Every once in awhile, we come across some old, uppity lady who takes affront, but in general people don’t do much more than notice and go about their own lives.  So no, I don’t need a T-shirt.  Whatever people may assume, or learn after a brief encounter with us – it doesn’t much matter to me. As long as they are tolerant and kind, the rest doesn’t matter.  The tolerance and kindness will not be created by a T-shirt, but through hard work, writing, speaking, spreading the word, creating as many programs for NT kids about acceptance as there are for spectrum kids about how to fit in, volunteering, and sharing, sharing, sharing… That begins with us.
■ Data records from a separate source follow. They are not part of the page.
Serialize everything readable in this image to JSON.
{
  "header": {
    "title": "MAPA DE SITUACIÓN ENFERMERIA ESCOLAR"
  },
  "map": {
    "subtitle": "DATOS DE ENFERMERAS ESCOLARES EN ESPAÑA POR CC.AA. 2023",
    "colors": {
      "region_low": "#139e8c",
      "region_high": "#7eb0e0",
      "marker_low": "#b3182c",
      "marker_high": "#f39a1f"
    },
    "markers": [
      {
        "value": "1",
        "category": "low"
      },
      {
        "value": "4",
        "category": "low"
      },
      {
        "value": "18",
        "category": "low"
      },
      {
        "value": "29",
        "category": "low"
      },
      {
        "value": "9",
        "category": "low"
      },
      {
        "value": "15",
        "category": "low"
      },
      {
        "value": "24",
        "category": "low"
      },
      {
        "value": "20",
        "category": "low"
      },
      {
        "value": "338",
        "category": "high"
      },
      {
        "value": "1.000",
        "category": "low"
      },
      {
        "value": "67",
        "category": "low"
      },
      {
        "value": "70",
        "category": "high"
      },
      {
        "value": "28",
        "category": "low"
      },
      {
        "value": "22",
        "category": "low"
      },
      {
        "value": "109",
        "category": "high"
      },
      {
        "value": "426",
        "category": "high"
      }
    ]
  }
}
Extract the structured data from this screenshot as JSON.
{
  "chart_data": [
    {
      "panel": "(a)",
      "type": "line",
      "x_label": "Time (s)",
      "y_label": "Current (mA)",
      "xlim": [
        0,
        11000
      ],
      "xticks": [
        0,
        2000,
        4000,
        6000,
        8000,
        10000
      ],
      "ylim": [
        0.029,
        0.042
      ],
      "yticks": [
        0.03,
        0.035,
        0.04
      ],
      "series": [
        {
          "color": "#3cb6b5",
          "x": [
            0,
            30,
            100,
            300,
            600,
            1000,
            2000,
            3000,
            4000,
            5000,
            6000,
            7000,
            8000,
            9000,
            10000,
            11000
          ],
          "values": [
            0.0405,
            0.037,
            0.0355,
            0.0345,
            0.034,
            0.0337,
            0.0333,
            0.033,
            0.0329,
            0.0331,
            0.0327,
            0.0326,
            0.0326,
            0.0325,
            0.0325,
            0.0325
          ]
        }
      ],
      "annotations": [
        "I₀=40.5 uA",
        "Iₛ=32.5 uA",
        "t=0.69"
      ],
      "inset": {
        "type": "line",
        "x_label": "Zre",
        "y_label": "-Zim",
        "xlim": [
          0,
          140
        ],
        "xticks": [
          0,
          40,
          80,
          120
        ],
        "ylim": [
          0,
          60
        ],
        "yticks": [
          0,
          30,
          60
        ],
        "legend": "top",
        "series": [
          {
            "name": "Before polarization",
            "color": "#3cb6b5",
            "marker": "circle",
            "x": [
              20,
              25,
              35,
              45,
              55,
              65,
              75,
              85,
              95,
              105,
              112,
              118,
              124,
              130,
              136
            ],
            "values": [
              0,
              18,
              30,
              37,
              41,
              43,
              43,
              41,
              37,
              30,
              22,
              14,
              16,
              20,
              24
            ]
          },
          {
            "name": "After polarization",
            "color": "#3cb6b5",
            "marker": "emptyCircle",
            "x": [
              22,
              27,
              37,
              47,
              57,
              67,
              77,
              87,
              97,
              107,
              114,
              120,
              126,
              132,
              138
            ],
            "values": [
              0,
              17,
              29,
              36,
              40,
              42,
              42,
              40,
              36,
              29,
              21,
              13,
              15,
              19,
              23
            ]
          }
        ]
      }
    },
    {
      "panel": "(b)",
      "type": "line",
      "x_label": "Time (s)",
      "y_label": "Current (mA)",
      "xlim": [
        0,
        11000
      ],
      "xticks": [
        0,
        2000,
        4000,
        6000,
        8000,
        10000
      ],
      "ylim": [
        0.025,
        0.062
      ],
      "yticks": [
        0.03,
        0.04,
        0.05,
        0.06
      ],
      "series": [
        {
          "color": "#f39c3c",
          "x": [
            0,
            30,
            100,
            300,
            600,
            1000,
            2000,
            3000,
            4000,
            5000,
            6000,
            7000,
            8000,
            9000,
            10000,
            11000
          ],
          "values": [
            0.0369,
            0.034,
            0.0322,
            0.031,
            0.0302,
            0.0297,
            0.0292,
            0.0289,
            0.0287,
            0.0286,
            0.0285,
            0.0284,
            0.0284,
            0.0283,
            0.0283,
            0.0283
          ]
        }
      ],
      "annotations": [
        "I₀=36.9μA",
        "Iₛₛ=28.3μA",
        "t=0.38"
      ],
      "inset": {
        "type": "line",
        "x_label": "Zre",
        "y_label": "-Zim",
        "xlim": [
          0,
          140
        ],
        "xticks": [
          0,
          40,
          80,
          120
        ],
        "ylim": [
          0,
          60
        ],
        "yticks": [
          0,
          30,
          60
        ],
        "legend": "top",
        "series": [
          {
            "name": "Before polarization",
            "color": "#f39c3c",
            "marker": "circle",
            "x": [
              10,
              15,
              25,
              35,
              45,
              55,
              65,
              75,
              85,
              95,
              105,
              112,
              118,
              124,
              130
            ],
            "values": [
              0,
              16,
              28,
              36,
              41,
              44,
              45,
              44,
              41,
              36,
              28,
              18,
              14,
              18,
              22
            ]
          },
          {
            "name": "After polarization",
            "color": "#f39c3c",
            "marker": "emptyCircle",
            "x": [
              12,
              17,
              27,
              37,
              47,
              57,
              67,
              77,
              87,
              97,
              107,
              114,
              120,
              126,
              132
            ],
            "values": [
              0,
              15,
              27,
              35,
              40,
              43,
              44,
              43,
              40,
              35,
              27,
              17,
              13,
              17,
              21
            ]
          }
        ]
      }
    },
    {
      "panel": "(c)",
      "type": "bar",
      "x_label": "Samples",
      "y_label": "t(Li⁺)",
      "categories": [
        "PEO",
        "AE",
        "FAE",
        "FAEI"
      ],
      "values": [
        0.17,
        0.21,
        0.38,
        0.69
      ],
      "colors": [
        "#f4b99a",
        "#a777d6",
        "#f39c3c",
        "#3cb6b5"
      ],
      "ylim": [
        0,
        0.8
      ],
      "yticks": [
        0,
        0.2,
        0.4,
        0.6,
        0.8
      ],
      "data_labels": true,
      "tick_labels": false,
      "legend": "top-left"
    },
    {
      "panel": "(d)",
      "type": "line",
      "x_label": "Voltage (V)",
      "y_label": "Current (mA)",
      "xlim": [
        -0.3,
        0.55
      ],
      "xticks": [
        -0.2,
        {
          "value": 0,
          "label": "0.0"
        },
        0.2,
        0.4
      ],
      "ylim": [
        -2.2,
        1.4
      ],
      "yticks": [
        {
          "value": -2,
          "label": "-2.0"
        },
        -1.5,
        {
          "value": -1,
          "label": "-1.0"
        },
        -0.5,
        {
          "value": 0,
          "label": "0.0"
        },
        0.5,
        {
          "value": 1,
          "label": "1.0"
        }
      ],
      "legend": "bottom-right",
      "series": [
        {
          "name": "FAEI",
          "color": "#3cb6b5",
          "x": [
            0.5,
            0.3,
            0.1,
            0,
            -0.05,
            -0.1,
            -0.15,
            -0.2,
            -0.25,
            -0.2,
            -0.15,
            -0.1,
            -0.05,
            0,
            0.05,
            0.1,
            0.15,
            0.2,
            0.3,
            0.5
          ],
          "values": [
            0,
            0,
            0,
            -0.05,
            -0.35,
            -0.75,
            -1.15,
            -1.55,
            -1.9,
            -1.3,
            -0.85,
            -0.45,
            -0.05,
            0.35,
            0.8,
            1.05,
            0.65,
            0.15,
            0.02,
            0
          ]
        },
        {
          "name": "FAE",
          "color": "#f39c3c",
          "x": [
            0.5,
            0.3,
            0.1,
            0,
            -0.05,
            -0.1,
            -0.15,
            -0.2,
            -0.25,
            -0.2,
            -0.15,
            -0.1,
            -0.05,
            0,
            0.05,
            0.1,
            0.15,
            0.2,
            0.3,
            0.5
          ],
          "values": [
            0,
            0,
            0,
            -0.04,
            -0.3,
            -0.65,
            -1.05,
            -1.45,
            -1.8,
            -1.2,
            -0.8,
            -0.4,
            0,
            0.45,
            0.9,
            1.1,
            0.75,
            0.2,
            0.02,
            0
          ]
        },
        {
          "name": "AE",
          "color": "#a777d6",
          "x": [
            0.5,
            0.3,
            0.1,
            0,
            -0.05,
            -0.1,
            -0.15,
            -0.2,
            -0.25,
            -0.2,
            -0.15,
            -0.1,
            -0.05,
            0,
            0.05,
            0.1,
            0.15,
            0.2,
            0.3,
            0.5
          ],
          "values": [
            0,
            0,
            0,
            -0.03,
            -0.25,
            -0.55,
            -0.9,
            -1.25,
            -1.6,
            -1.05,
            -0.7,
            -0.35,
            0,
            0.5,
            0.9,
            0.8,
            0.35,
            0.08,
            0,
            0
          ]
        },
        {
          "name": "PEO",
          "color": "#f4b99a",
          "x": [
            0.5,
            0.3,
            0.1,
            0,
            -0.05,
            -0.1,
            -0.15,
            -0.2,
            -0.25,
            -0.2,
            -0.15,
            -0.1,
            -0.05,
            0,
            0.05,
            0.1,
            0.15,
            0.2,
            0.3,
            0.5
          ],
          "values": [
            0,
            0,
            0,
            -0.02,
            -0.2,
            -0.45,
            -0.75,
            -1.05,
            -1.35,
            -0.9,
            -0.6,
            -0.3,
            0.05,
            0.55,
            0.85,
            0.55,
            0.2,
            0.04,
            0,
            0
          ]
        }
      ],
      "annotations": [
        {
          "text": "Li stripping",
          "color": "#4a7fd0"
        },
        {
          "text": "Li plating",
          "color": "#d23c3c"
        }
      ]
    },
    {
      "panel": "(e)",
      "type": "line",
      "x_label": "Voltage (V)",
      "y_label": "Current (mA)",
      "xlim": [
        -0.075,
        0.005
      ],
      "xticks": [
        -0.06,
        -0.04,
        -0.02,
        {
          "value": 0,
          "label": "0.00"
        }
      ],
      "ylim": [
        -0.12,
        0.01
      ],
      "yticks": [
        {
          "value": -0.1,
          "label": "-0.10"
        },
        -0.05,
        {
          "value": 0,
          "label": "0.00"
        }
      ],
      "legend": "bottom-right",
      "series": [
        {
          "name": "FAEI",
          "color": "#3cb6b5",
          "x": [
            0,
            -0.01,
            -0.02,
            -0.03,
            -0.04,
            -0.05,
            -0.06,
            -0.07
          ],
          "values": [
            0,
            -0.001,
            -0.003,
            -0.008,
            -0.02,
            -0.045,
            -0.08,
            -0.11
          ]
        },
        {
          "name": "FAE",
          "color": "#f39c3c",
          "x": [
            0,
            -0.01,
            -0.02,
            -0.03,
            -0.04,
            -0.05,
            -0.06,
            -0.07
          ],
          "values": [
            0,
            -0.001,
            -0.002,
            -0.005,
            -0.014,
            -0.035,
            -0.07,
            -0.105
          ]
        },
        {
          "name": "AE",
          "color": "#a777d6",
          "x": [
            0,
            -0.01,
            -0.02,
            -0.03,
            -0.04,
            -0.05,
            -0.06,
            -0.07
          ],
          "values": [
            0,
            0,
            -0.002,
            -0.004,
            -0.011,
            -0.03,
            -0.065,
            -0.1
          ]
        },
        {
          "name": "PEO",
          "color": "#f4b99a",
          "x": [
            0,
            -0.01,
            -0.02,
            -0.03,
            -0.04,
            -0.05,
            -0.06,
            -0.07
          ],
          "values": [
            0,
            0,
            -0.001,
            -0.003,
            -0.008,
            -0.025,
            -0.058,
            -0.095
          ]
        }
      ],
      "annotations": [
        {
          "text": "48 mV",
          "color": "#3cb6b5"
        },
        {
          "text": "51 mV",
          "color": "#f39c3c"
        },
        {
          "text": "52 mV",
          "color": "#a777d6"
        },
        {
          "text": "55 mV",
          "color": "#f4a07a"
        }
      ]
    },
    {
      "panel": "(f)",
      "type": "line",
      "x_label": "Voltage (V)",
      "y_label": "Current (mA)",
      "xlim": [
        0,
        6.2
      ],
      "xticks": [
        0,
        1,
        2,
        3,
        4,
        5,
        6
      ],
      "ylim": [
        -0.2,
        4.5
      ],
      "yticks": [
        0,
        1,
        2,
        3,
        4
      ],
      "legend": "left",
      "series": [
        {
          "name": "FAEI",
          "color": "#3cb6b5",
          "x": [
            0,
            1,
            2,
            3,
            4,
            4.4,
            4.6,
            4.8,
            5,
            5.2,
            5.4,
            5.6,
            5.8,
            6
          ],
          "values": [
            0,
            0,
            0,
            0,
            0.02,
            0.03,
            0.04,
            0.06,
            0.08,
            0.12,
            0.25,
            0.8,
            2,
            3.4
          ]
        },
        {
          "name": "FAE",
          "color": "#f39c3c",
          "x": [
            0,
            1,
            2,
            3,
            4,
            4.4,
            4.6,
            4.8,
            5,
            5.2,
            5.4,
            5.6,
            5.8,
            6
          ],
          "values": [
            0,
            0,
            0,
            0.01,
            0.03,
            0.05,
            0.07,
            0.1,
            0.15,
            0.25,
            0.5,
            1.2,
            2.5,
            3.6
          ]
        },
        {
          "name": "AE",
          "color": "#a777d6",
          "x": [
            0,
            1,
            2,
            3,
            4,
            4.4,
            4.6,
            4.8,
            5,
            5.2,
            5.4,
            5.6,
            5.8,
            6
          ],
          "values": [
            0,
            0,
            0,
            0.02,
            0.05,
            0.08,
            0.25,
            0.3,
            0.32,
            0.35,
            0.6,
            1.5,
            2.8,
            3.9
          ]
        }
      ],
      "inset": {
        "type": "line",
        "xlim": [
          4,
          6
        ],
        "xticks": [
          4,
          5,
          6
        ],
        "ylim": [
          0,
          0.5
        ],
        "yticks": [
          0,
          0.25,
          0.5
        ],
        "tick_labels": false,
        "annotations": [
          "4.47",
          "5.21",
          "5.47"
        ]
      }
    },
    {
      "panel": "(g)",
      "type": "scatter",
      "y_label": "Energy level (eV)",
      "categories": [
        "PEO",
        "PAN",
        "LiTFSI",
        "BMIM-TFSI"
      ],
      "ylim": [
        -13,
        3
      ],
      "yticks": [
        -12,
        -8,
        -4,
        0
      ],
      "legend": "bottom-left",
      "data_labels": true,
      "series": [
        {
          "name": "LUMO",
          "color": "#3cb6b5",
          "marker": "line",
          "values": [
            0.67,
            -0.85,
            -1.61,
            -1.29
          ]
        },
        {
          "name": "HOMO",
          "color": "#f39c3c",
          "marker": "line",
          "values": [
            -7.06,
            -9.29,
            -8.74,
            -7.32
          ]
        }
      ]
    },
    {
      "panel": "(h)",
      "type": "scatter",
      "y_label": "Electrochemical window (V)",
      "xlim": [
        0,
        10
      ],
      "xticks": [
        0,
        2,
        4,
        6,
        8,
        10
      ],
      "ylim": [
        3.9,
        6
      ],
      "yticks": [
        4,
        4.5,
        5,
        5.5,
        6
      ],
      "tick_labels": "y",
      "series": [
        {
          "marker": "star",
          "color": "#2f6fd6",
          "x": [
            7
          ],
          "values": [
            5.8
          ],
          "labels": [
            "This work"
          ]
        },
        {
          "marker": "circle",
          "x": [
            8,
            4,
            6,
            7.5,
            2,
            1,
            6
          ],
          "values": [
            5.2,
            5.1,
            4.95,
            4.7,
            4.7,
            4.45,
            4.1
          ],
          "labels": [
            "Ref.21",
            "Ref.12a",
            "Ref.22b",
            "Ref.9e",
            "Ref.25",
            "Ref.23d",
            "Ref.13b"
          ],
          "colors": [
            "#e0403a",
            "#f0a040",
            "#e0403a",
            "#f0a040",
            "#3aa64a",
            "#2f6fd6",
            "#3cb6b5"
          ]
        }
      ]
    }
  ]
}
Ready?

Don’t Knock Awareness

autism awareness ribbon

I keep seeing facebook and blog posts, and tweets stating that awareness is just not enough.

Of course awareness is not enough. Acceptance would be lovely, access to therapies, respite care and services would be grand, assurances that my child will be cared for after I am gone would be divine.  And of course, those of us who have the energy will continue our fight for these basic needs (and yes, they are basic needs, as any family touched by autism can attest).

But, we can’t do it alone.  We need armies of people to help us demand that these basic needs be met.  And we don’t have armies, yet.  We can’t even get our own rag-tag assemblage to march under the same banner — we can’t even decide what our banner should say!

So I say we continue with awareness, and not just some event with a puzzle piece on a poster that says “Autism Awareness Night”.  Puzzle pieces, posters, literature, and every autism family in a 50 mile radius in attendance, so those NT attendees can glimpse the spectrum in all its glory: the sweet smiles, the small victories, the hand-flapping, the meltdowns — all of it.  We cannot rely on large national nonprofits to do the work for us.  We have to get our kids out there.  We have to make our presence the norm.  We have to be unapologetic.  We have to use every teachable moment.

Doing all of that creates awareness.  And awareness is where armies are born.